80% Of Americans Are Adjusting Spending — Here's Where It's Starting
Last month, we highlighted how more Americans are "unretiring" to keep up with rising living costs — a reminder that financial pressure doesn't usually arrive all at once. It tends to build with everyday expenses before forcing bigger decisions.
Higher gas prices are a clear example of that early pressure point, and a signal of how quickly a small cost increase can cascade into broader behavioral shifts.
A recent survey from CNBC shows just how quickly that shift is happening with nearly 80% of Americans adjusting their spending due to higher gas prices.

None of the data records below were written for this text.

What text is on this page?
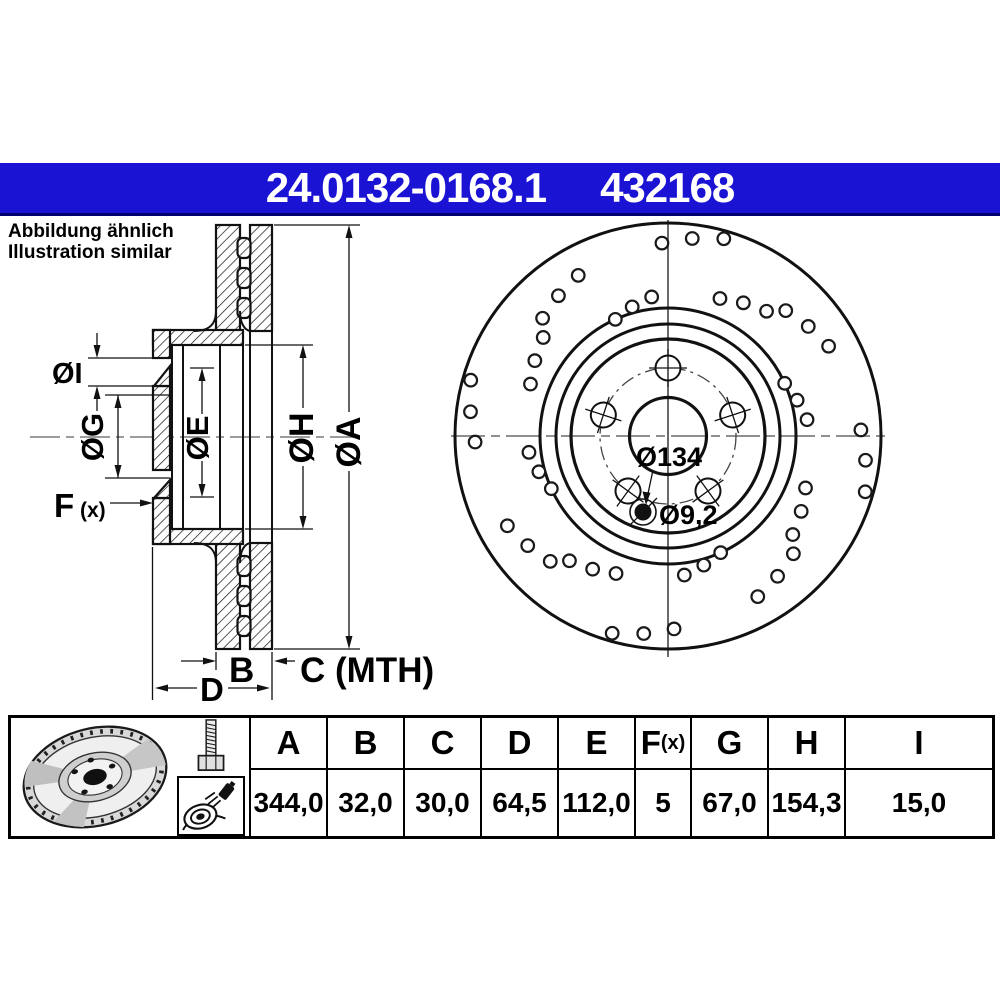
24.0132-0168.1 432168
Abbildung ähnlich
Illustration similar
ØI
ØG ØE
F (x)
ØH ØA
B C (MTH)
D
Ø134
Ø9,2
A B C D E F (x) G H	I
344,0 32,0 30,0 64,5 112,0 5	67,0 154,3	15,0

With fuel costs up more than 30% since late February, more than half of respondents say they expect prices to remain elevated for at least six months.
That expectation is where the real behavioral shift begins.
When people believe something is temporary, they tend to absorb it. When they believe it's persistent, they adapt. And that is exactly what is taking place with 60% cutting back on entertainment and more than 50% on travel. What is most alarming is that 40% of respondents say they are reducing spending on essentials like groceries, and 30% are leaning more on credit cards.
For advisors, this isn't just about gas, it's about how quickly discretionary becomes non-discretionary in a client's mind. Dining out and vacations are usually the first to go, but when higher costs linger, the cuts move deeper and can start to impact retirement contributions too.
Younger clients, who are more likely to have variable incomes and higher debt levels, may feel this squeeze faster and turn to credit sooner. Older clients, especially those on fixed income, may respond by pulling back spending across the board. In both cases, perception matters as much as reality. Even if gas prices stabilize, the belief that "things are getting more expensive" can stick.
This creates an opening for advisors to have more proactive conversations. Not about gas prices specifically, but about spending resilience. How flexible is the plan if everyday costs stay elevated? Where can clients adjust without derailing long-term goals? And just as importantly, where might they be overcorrecting?
Short-term price shocks often reveal long-term habits. The advisors who pay attention to those shifts — and help clients interpret them — are better positioned to guide decisions that aren't purely reactive.
Because it's rarely just about the gas pump. It's about what clients do next.